Ennepetal. . Er war wie ein Großvater zu den Kindern und spielte zu Weihnachten den Nikolaus für sie. Niemand in der Familie ahnte, dass der Ennepetaler mit dem schlohweißen Haar und dem Vollbart ein verurteilter Sexualstraftäter war, der bereits sechs Jahre und neun Monate wegen Kindesmissbrauchs abgesessen hat.

Nun steht der 66-Jährige vor dem Hagener Landgericht. Er soll sich an zwei Jungen aus Ennepetal vergangen haben.

Bei der Tafel in Voerde machte eine Ennepetalerin (39) die Bekanntschaft des Angeklagten. Sie suchte damals nach einem Weihnachtsmann für ihre Kinder, weil sie selbst in dieser Rolle von den Kindern längst durchschaut wurde. Da fiel ihr Blick auf den 66-Jährigen. Das schneeweiße Haar und der weiße Vollbart machten ihn zum geeigneten Kandidaten. Die 39-Jährige und der Mann schlossen schnell Freundschaft. Und auch ihre Kinder und ein Neffe schienen ihn sehr zu mögen. „Es entwickelte sich ein enges Vertrauensverhältnis.

Er war wie ein Familienmitglied und wurde eine Art ,Ersatzopa’“, erklärte der Vertreter der Nebenklage Dietmar Welt im Gespräch mit unserer Redaktion am Rande des Prozesses. Niemand ahnte, dass der 66-Jährige bereits im Dezember 2010 damit begonnen haben soll, den damals elfjährigen Sohn der Ennepetalerin zu missbrauchen. So soll der Angeklagte mit ihrem Sohn Pornofilme geschaut und sexuelle Handlungen an dem Kind vorgenommen haben beziehungsweise ließ er laut Anklage solche Handlungen an sich von dem Jungen vornehmen, während der bei ihm übernachtete.

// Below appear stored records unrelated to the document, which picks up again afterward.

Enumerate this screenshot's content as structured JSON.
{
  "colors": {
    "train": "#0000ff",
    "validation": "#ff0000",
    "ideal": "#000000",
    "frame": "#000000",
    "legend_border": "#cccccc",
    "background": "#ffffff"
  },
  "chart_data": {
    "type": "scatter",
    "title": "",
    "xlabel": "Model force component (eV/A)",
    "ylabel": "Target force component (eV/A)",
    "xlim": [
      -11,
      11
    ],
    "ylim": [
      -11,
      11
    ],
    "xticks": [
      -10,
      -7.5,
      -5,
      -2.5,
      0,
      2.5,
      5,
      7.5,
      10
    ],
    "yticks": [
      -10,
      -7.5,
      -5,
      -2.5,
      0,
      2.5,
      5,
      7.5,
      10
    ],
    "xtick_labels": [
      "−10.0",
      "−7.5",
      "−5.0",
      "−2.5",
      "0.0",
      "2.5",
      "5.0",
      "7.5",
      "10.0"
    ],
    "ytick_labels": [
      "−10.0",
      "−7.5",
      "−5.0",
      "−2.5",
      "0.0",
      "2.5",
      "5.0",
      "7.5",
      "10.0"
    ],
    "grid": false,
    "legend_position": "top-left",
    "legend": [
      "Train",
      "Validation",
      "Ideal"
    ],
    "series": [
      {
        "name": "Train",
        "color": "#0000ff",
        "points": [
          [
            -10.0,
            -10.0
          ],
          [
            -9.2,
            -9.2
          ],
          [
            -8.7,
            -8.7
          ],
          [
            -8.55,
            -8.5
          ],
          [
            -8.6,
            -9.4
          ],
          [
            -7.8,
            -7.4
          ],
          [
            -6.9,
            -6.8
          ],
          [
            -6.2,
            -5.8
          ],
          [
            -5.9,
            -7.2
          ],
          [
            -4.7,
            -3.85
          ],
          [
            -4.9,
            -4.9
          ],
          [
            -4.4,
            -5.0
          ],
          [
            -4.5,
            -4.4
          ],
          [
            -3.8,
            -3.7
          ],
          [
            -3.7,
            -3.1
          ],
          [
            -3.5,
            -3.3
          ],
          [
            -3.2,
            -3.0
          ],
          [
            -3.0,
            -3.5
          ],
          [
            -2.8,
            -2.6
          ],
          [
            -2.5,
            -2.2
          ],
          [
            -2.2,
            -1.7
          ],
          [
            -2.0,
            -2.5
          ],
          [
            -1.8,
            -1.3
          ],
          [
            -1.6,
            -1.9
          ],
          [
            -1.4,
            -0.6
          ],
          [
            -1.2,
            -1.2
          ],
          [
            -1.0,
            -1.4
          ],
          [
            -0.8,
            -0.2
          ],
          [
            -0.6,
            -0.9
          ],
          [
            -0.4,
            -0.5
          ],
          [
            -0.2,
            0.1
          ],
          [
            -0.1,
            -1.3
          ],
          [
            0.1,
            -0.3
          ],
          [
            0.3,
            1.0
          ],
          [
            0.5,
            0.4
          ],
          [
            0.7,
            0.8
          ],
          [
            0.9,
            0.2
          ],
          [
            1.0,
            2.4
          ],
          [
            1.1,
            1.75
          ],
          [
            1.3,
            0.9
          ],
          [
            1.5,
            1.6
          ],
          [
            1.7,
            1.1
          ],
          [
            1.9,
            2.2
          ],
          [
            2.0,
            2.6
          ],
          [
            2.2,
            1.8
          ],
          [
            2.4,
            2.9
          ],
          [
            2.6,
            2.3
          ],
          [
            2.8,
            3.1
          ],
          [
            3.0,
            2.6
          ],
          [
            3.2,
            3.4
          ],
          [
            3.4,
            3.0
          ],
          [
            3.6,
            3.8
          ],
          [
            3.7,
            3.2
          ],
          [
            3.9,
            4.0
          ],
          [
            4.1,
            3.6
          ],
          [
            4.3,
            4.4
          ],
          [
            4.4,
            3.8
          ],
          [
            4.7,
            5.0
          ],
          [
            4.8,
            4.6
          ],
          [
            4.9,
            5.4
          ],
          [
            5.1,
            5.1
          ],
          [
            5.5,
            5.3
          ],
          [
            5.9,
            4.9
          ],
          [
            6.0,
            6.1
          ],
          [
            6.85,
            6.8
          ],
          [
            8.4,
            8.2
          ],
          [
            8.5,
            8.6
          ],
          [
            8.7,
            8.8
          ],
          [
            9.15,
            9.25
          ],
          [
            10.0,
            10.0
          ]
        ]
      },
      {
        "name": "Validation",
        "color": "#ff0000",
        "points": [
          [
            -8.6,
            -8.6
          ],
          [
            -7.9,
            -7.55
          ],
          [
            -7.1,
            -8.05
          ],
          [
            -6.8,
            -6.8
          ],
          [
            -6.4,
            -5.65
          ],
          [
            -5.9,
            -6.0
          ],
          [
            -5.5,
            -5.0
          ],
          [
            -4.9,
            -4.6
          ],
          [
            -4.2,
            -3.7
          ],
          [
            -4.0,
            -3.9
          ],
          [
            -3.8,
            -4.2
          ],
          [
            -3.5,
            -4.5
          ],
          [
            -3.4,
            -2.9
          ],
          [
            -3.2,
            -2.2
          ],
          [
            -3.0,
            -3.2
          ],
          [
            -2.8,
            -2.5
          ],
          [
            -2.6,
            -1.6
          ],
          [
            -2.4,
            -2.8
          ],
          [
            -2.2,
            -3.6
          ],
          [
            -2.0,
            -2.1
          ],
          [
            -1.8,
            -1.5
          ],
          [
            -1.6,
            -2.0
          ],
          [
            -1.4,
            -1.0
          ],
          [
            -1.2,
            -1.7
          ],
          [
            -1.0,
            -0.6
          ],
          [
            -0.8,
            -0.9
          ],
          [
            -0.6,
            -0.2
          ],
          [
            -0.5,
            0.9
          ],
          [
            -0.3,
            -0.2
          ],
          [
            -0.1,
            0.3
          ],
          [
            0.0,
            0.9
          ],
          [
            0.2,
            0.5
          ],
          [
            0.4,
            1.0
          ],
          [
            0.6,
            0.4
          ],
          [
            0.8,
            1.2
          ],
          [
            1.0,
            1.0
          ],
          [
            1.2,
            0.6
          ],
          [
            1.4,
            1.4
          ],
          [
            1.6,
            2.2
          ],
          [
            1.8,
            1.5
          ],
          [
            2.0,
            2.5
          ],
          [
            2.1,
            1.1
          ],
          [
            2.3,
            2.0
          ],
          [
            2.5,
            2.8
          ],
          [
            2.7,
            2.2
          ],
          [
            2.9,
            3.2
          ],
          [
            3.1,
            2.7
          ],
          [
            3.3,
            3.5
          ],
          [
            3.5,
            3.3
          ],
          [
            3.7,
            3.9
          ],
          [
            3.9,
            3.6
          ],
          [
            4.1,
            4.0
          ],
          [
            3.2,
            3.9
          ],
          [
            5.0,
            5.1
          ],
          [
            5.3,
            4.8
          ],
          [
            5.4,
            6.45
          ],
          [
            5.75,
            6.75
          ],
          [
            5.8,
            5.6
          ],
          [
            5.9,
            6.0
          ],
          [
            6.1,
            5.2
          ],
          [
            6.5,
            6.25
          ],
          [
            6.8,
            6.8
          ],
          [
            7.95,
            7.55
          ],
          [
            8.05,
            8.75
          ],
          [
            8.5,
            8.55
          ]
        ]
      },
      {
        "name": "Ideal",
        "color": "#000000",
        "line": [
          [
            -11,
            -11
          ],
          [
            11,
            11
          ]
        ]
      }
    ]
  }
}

Ungewöhnliche Vorkommnisse

Die Mutter registrierte damals nur ein paar ungewöhnliche Vorkommnisse. Vor Gericht erinnerte sie sich: „Der Angeklagte hat immer gefragt, ob er mal was mit dem Jungen unternehmen darf. Danach kam der Junge mit Geld an oder hatte eine neue Hose geschenkt bekommen.“ Als ihr Sohn eines Tages mit einer nagelneuen Playstation nach Hause kam, wurde es ihr zu bunt. „Ich wollte das nicht. Es sah so aus, als ob er sich die Liebe des Kindes kaufen wollte“, so die 39-Jährige weiter.

Erst diesen Mai kam der Stein ins Rollen, als der Cousin eines Abends der ältesten Schwester (18) erzählte, was der Angeklagte mit ihm und ihrem Bruder gemacht haben soll. Auch bei dem Cousin (zur Tatzeit 13) soll der Angeklagte versucht haben, sexuelle Handlungen vorzunehmen. Aber der Junge ergriff angewidert die Flucht, als er begriff, was passierte, so die Anklage. „Ich war schockiert. Unsere Mutter schlief schon. Ich habe sie sofort geweckt“, erzählte die 18-Jährige. Danach hätten sie die ganze Nacht geredet.

Am nächsten Morgen, dem 4. Mai, erstattete die Mutter Anzeige und erfuhr dabei von der Vorbelastung des Angeklagten. Dem Jungen geht es laut seiner Mutter schlecht. Er versuche, sich mit „Ballerspielen“ zu betäuben. „Und alle, die er abschießt, sehen so aus wie der Angeklagte“, so die Mutter.

Beim Angeklagten konnten keine Festplatten gefunden werden. Ein Laptop enthielt keine auffälligen Daten. Eine Polizeibeamtin berichtete jedoch von Zeugen, die beobachtet haben wollen, dass der Angeklagte eine ausgedehnte „Schredderaktion“ vorgenommen haben soll. Bei einer erneuten Verurteilung droht dem 66-Jährigen die Sicherheitsverwahrung.